In the case of repetition, that person will be punished with imprisonment not exceeding 10 years or fine not exceeding Tk20 lakhs or both.
Despite this, such crimes continue. And it is unfortunate that, as is the nature of many people, at the end of the day they do not seek reason and truth, but believe what they hear from people they should not trust.
We must understand that everything we “see” and hear is not correct. We have to always ensure that we have the truth with us, especially if the source is social media, and act based on that truth, and not on hearsay.
First of all, we must spread awareness and enlighten ourselves. We have to build ethical and moral codes which support non-violence, and spread it across our communities.

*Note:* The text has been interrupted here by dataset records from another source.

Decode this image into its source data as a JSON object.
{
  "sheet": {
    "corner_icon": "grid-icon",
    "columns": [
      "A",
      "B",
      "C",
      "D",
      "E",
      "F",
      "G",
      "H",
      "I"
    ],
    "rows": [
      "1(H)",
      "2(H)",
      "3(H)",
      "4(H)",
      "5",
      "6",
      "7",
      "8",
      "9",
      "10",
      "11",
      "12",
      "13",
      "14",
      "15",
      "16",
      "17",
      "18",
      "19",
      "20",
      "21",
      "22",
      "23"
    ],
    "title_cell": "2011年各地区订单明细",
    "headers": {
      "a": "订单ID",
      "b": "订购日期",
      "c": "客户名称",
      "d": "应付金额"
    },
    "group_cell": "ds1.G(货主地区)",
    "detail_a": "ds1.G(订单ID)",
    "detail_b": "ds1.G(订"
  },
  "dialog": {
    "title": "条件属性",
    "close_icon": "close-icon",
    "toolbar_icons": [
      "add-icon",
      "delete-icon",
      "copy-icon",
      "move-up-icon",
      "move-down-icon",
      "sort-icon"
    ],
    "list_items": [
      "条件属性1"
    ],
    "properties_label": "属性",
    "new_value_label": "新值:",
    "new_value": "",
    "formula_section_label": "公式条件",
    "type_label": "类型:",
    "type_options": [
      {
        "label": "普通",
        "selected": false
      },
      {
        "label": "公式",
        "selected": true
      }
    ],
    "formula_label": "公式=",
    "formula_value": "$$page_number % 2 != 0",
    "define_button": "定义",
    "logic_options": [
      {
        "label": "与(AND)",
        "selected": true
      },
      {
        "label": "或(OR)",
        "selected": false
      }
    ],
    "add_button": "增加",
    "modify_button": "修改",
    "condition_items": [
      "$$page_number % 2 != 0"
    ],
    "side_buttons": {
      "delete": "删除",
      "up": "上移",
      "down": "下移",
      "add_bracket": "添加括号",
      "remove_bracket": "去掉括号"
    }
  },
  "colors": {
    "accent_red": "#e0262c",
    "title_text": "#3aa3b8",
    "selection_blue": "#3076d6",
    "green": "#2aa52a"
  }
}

If we see anything on social media which goes against the sentiments of our faith then, firstly, we must talk to that person regarding the matter.
In this day and age, in the society we live in, there is a high chance that the person in question did not actually post it.
And in any case, our next step should be to contact in the police before the situation goes out of control, as we saw in Ramu and Bhola.
Finally, we must learn to be critical thinkers, and not allow misinterpretation and misunderstandings to cloud our judgment and thereby damage society as a whole.
If we don’t, all of us will suffer in the long run, and the religious harmony of our country will be hampered. And that is not good for anybody.
Kalyan Chakroborty is a student of law.